3.4 Generalized Autoregressive Conditional Heteroskedasticity (GARCH) models and extensions
We look at estimation of (G)ARCH models. The simple ARMA(\(p, q\))-GARCH(\(m, r\)) model is \[\begin{align*} Y_t -\mu &= \sum_{h = 1}^p \phi_h (Y_{t-h}-\mu)+ \sum_{l = 1}^q \vartheta_lV_{t-l}+ V_t, \qquad V_t = \sigma_t\varepsilon_t, \quad\varepsilon_t\stackrel{\mathrm{iid}}{\sim} F(0, 1) \\ \sigma^2_t &= \alpha_0+\sum_{i = 1}^m \alpha_iV_{t-i}^2 + \sum_{j = 1}^r \beta_j\sigma^2_{t-j}. \end{align*}\]
The residuals from the ARMA models, \(V_t\) thus follow a GARCH model. The parameters of the GARCH \(\alpha_0, \alpha_1, \ldots, \alpha_m, \beta_1, \ldots, \beta_r\) must be positive. Furthermore, for the variance \(\sigma^2_t\) to be stationary, we require \(\sum_{i=1}^m \alpha_i + \sum_{j=1}^r \beta_j <1\), akin to the ARMA setting. The \(V_t\) are typically leptokurtic (and thus heavy-tailed) as a result of the conditional heteroscedastic structure.

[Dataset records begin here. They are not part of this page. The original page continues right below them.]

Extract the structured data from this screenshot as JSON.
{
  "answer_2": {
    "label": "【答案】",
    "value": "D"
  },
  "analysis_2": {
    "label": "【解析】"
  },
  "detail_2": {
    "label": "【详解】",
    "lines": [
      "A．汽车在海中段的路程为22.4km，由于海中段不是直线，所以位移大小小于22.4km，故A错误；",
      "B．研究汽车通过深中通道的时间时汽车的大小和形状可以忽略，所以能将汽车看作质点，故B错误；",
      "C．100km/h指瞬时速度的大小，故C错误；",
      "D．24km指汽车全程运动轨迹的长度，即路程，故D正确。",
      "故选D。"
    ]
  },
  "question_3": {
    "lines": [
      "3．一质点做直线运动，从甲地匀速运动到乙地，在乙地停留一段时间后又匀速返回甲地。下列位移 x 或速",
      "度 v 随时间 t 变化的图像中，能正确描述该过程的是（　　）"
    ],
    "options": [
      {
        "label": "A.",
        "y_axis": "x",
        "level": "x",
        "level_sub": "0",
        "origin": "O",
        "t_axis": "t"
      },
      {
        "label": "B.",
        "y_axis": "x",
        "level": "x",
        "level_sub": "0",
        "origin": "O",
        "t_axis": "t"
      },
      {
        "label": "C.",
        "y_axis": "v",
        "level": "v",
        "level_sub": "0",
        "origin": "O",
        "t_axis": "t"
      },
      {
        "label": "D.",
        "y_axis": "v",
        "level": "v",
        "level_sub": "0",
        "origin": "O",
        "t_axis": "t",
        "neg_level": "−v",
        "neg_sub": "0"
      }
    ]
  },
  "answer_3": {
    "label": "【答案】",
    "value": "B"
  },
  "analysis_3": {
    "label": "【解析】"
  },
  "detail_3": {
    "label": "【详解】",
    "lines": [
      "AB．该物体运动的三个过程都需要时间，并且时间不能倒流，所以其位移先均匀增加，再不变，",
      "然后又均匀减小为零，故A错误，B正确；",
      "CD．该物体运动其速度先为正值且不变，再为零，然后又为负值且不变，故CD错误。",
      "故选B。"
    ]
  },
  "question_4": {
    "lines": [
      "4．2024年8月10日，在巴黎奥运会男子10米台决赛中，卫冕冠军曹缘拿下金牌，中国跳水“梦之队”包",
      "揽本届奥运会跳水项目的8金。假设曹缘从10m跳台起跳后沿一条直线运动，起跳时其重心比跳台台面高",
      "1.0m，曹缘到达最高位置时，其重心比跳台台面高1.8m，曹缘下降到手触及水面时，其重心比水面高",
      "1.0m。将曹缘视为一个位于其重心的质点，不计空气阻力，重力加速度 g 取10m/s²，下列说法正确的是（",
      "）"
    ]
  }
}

If we have \(V_t=\sigma_t^2\varepsilon_t\), where \(\varepsilon_t \stackrel{\mathrm{iid}}{\sim}F(0, 1)\) is iid white noise, then \[\mathrm{E}(V_t^2 \mid \mathcal{H}_{t-1}) = \sigma^2_t.\] Here, \(\mathcal{H}_{t-1}\) denotes the information set at time \(t-1\). One can see that \(V_t^2\) has the form of an ARMA(\(m, r\)) process, but the iid white noise is replaced with a martingale difference sequence \(\eta_t\). We can rewrite \[V_t^2 -\nu = \sum_{i=1}^{\max\{m, r\}} (\alpha_i+\beta_i)(V_{t-i}^2-\nu) - \sum_{j=1}^r \beta_j \eta_{t-j} + \eta_t,\] where \(\nu = \alpha_0/ \sum_{i=1}^{\max\{m, r\}}(\alpha_i+\beta_i)\), and we define for simplicity \(\alpha_i=0\) for \(i>m\) and \(\beta_j\) for \(j>r\). We can identify from there the AR coefficients \(\tilde{\phi}_i=\alpha_i+\beta_i\) and the MA coefficients \(\tilde{\theta}_j=-\beta_j\). A necessary condition for covariance stationarity is that \(\sum_{i=1}^m \alpha_i + \sum_{j=1}^r \beta_j <1\), The strategy for modelling is thus to fit an ARIMA-type model to the original series, then examine squared residuals. One suitable orders \(p, q, m, r\) have been determined, we can estimate the models jointly. The autocorrelation function of the GARCH(1,1),
\[\begin{align*} \rho(1) &= \frac{\alpha_1(1-\beta_1^2-\alpha_1\beta_1)}{(1-\beta_1^2-2\alpha_1\beta_1)} \\ \rho(h) &= (\alpha_1+\beta_1)\rho(h-1), \quad h \geq 2, \end{align*}\] decays geometrically at rate \(\alpha_1+\beta_1\).
Joint estimation of ARMA-GARCH type models can be handled with functions from the rugarch
package. Apart from the documentation of the package, there is a worked out example here and more examples on the package author’s blog.
You can specify different types of GARCH model other than the standard GARCH, or sGARCH
, add external regressors and choose the distribution function of the errors. This provides a neat way to include an ARMA-GARCH type model for your analysis.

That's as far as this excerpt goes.